Sisa Hasil Usaha dan Modal Koperasi

 

Menurut pasal 45 ayat (1) UU No. 25/1992 Sisa Hasil Usaha Koperasi (SHU) merupakan pendapatan koperasi yang diperoleh dalam satu tahun buku dikurangi biaya, penyusutan dan kewajiban lainnya termasuk pajak dalam tahun buku yang bersangkutan.

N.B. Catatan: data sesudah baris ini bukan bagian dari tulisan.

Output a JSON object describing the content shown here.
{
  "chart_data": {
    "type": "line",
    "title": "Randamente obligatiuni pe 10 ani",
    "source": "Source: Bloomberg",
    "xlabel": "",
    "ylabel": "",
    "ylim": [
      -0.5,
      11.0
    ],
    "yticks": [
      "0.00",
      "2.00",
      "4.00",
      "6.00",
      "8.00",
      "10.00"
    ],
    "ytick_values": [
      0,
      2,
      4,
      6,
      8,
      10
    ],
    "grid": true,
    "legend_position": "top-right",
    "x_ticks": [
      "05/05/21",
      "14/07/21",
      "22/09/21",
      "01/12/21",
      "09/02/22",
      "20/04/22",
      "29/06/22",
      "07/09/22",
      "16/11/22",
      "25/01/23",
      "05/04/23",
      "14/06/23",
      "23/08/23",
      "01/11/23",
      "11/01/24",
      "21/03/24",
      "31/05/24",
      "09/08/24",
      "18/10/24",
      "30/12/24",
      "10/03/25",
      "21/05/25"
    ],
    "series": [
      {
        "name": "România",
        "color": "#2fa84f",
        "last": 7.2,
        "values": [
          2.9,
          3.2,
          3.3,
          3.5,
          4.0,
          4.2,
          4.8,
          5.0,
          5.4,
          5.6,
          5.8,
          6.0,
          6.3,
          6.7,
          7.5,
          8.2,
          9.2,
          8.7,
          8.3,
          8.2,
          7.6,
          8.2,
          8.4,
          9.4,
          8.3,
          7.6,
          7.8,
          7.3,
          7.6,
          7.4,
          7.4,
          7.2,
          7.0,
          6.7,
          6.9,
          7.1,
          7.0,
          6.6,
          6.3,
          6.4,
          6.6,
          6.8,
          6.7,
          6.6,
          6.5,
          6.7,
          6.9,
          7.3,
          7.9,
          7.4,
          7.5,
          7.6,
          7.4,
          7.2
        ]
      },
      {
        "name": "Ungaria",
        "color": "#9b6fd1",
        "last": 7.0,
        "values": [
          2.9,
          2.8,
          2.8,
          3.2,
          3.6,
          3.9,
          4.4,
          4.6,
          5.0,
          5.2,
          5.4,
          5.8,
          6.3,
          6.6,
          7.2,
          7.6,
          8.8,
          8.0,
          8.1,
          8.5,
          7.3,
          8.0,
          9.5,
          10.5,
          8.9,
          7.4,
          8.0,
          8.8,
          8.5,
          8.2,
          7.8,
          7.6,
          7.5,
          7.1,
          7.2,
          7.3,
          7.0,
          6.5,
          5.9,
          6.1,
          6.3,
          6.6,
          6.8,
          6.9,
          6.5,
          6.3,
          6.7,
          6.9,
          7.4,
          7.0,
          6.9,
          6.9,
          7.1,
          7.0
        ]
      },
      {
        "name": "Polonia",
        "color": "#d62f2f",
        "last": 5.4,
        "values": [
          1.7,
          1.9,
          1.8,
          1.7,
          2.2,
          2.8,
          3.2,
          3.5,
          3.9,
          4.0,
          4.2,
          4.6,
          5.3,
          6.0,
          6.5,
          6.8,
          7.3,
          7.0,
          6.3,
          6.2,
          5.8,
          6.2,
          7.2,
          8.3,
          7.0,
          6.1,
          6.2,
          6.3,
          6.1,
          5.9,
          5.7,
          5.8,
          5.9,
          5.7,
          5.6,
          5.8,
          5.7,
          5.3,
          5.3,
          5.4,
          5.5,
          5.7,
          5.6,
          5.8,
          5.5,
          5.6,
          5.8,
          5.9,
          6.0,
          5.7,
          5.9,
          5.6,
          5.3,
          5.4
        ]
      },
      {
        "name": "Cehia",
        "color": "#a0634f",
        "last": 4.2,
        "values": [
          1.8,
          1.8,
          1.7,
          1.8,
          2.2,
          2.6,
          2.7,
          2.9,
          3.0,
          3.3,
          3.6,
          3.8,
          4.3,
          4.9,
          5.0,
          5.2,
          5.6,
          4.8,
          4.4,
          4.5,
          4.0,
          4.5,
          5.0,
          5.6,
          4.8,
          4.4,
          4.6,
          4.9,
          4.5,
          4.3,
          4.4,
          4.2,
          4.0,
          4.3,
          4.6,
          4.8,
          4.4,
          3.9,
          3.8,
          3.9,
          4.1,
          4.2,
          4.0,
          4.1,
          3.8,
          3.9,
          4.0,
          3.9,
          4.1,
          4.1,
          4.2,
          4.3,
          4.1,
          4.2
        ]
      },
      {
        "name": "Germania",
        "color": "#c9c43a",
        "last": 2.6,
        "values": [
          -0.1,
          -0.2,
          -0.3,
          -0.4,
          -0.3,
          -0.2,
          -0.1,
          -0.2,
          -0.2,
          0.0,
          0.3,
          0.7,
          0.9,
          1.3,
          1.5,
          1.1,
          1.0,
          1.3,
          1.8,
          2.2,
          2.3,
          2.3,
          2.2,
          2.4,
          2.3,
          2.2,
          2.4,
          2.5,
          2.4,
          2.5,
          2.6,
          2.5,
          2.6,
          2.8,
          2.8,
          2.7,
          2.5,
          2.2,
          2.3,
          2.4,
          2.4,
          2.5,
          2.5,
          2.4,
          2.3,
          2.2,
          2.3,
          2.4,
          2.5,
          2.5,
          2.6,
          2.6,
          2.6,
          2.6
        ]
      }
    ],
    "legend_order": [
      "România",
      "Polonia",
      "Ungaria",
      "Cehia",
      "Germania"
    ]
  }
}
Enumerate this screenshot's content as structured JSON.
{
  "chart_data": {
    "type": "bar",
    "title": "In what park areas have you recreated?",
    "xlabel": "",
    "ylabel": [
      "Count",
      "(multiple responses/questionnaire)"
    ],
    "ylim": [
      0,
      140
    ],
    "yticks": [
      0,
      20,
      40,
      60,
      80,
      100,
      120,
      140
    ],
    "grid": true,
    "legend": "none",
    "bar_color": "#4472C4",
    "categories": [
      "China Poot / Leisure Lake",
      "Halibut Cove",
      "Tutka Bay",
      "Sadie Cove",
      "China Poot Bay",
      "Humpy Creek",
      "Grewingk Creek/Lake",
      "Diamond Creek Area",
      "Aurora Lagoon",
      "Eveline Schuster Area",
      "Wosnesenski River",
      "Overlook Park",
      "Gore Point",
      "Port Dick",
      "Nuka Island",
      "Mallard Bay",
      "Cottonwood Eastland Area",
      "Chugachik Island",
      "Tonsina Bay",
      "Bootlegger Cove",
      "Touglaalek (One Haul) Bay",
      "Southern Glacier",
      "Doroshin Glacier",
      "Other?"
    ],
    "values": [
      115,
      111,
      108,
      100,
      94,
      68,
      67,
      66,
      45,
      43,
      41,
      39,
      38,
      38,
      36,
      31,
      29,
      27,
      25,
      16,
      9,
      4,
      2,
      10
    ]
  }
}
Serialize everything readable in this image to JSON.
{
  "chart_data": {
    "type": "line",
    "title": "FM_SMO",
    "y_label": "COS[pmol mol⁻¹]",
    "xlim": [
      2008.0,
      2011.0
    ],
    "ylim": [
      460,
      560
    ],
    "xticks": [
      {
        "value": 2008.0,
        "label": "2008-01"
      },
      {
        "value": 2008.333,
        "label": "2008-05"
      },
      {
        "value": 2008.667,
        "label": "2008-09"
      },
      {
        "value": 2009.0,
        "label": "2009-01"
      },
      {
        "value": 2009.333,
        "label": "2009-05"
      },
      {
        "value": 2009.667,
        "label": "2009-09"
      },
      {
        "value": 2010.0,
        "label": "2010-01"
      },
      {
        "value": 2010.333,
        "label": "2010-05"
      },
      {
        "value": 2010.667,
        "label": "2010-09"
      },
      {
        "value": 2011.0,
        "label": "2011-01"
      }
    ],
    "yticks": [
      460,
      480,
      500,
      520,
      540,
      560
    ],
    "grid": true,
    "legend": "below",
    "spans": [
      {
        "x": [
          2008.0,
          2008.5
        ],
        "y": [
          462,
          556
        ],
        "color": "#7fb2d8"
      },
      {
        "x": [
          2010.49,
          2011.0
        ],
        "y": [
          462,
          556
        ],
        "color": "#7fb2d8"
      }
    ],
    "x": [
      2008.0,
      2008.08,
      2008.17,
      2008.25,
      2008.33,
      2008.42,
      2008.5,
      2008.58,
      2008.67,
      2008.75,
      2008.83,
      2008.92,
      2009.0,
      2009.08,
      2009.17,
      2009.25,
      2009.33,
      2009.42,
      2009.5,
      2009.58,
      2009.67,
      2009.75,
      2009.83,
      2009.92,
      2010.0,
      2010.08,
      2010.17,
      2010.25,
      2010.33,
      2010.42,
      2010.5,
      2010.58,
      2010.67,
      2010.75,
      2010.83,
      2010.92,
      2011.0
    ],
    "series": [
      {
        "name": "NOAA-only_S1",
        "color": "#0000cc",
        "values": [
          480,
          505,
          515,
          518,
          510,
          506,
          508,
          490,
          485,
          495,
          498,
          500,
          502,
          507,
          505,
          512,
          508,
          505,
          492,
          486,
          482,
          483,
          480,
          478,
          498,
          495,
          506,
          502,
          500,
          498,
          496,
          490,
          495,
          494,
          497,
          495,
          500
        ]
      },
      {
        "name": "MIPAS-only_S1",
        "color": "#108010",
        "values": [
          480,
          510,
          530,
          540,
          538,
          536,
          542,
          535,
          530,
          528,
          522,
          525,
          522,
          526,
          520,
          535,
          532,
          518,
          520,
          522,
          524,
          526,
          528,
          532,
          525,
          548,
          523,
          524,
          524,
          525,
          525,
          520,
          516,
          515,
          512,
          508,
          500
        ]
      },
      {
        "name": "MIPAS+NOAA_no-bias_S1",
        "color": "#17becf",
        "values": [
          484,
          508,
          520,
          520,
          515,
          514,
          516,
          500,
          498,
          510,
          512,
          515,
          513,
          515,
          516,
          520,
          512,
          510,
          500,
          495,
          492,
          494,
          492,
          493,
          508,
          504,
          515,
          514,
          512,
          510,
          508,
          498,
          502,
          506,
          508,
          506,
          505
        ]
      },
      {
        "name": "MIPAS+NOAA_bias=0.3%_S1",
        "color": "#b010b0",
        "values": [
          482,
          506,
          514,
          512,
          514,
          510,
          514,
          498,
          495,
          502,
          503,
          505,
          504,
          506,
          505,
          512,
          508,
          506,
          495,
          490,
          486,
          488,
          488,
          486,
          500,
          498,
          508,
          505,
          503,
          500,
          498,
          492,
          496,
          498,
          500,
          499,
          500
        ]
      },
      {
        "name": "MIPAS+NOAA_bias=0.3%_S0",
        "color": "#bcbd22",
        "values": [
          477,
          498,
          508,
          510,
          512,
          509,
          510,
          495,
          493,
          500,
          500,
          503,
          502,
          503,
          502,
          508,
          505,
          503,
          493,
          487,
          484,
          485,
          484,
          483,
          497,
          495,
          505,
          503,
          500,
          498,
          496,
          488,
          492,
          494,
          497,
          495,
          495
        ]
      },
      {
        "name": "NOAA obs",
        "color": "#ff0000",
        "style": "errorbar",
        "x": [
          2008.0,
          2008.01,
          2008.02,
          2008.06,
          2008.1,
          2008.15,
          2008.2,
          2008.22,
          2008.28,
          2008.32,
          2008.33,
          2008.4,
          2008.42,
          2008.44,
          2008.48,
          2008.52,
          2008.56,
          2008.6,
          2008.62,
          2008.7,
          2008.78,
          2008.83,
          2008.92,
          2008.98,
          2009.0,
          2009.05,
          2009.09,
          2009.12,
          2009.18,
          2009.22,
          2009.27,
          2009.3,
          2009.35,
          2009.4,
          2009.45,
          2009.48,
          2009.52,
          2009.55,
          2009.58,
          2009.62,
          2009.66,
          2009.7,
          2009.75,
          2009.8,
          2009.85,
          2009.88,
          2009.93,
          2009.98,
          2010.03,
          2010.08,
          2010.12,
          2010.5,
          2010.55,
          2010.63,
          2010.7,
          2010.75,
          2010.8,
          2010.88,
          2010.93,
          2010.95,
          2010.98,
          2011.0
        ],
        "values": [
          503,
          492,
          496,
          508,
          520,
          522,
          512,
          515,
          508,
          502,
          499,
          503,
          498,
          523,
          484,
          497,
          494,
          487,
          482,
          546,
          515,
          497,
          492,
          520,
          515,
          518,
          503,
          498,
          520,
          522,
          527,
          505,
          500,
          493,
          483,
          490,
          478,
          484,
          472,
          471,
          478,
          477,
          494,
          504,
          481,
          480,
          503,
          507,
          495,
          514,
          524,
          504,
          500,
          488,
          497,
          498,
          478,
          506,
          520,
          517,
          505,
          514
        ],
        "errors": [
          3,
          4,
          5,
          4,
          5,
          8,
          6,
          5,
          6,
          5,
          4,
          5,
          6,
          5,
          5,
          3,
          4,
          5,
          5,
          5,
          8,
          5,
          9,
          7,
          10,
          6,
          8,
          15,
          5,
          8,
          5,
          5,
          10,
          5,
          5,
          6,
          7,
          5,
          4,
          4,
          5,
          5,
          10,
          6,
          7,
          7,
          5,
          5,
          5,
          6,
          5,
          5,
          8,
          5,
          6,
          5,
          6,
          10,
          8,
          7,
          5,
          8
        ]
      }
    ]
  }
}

SHU setelah dikurangi dana cadangan, dibagikan kepada anggota sebanding jasa usaha yang dilakukan oleh masing-masing anggota dengan koperasi, serta digunakan untuk keperluan pendidikan perkoperasian dan keperluan koperasi, sesuai dengan keputusan Rapat Anggota. Besarnya pemupukan modal dana cadangan ditetapkan dalam Rapat Anggota. Penetapan besarnya pembagian kepada para anggota dan jenis serta jumlahnya ditetapkan oleh Rapat Anggota sesuai dengan AD/ART Koperasi. Besarnya SHU yang diterima oleh setiap anggota akan berbeda, tergantung besarnya partisipasi modal dan transaksi anggota terhadap pembentukan pendapatan koperasi. Semakin besar transaksi (usaha dan modal) anggota dengan koperasinya, maka semakin besar SHU yang akan diterima.

Rumus pembagian SHU menurut UU No. 25/1992 pasal 5 ayat 1 mengatakan bahwa “Pembagian SHU kepada anggota dilakukan tidak semata-mata berdasarkan modal yang dimiliki seseorang dalam koperasi, tetapi juga berdasarkan perimbangan jasa usaha anggota terhadap koperasi. Ketentuan ini merupakan perwujudan kekeluargaan dan keadilan”. Di dalam AD/ART koperasi telah ditentukan pembagian SHU sebagai berikut: Cadangan koperasi 40%, jasa anggota 40%, dana pengurus 5%, dana karyawan 5%, dana pendidikan 5%, dana sosial5%, dana pembangunan lingkungan 5%. Tidak semua komponen di atas harus diadopsi dalam membagi SHU-nya. Hal ini tergantung dari keputusan anggota yang ditetapkan dalam rapat anggota.

Menurut UU No.25 Tahun 1992 tentang Perkoperasian pasal 41, bahwa :
Modal koperasi terdiri dari modal sendiri dan modal pinjaman. Modal sendiri berasal dari simpanan pokok, simpanan wajib, dana cadangan, hibah dari anggota dan masyarakat.
Sedangkan modal pinjaman dapat berasal dari anggota koperasi, koperasi lainnya dan atau anggotanya, bank dan lembaga keuangan lainnya, penerbitan obligasi, sumber lainnya yang sah.